The Broad Community of Helpers

At CVT we often find the ProQOL to be a useful tool not just for the “direct” helpers whom you might first think of (such as therapists or doctors), but also for those we might call “indirect” helpers: people in other professions still in the sector of care. This could include administrative staff, researchers and communications professionals, among others.

For example, I work in CVT’s Evaluation and Research department. While I sometimes get the chance to engage with our clients directly to speak about their experiences and insights, it is just as common that I might spend a day in spreadsheets, preparing and analyzing data. Sometimes, this data can be about distressing topics, such as the types of torture endured by our clients or the negative impacts this has had on their daily functioning.

Because I know this experience does not compare to what the client experienced, or their therapist’s job hearing stories like this day in and day out, in the past I often minimized my experience and tried to imagine that it couldn’t be having an impact on me. But, with reflection and discussion with others in similar types of positions, I think it is actually more valuable to acknowledge that while these experiences differ, all can be distressing and can have a negative impact on an individual, alongside the potential for a positive impact of experiencing compassion satisfaction and witnessing clients experiencing joy and recovery.

As part of this reflective journey, I have used the ProQOL tool and found it to apply quite smoothly to my “indirect” helping situation. Looking at questions in the tool like “I have happy thoughts and feelings about those I [help] and how I could help them,” it is easy for me to picture the people my work contributes to helping: CVT’s clients, their communities and torture survivors more broadly.

Overall, if your work is part of helping people who have undergone distressing or traumatic experiences, the ProQOL may be a useful tool and process for you.”

-Alyce Eaton, program evaluator for capacity development

Overall, if your work is part of helping people who have undergone distressing or traumatic experiences, the ProQOL may be a useful tool and process for you.

Another interesting fact about the ProQOL is that it is also a popular tool among veterinarians or other helpers of animals. While this wasn’t the audience for whom the ProQOL was created or statistically validated, we are pleased that this important audience finds the tool helpful.

ProQOL Around the World

The ProQOL is available in nearly 30 languages, and the ProQOL Health is available in 8 languages. While the ProQOL team here at CVT has limited resources for translation, we are pleased to have collaborated over the years with many fantastic volunteers who are willing to assist with high-quality translation of the ProQOL, including those who are using the ProQOL in their own work. Many healers around the world have kindly donate the translations they create. And new translations are always in the works.

We are very happy to know that thousands of people use the ProQOL around the world.
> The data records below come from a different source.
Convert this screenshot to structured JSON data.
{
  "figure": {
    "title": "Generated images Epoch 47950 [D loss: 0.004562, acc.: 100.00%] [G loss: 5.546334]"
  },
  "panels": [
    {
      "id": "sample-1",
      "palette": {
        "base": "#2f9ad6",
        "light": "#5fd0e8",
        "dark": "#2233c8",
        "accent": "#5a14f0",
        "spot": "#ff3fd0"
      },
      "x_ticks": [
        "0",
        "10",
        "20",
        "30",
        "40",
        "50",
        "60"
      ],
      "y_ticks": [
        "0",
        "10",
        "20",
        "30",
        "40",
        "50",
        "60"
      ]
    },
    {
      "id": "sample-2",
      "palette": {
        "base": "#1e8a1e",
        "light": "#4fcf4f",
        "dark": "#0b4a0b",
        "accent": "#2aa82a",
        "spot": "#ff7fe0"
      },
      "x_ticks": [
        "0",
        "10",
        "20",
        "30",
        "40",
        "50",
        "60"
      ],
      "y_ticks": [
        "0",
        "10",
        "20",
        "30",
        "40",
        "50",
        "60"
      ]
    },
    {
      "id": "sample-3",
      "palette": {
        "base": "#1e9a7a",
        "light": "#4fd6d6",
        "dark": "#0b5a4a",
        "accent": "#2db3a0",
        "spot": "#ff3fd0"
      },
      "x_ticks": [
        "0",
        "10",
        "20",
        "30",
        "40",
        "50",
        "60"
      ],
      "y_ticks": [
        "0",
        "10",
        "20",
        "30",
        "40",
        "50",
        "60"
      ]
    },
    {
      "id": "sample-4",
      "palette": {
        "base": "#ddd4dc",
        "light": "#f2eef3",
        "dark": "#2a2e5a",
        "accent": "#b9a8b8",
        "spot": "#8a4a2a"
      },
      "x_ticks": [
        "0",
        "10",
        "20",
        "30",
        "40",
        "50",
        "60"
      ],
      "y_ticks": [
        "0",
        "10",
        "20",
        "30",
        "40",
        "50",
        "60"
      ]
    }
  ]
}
In fact, on average, 185 people take the ProQOL or the ProQOL Health online every day. Since we started offering these automatically scored tools in February 2022, this has amounted to nearly 250,000 responses. This indicates to us that there are so many helpers out there, and that large numbers of them are seeking to reflect on both the positive and challenging aspects of helping. I will also note that our numbers do not include people who complete the ProQOL in other ways, such as on paper or as part of a separate training.

Acknowledgement and Thanks:
The ProQOL was originally developed by Dr. Beth Hudnall Stamm, building off work by and collaboration with Charles Figley. CVT is grateful to them and to other contributors to the ProQOL over the years, including CVT’s former director of evaluation and research, Dr. Craig Higson-Smith.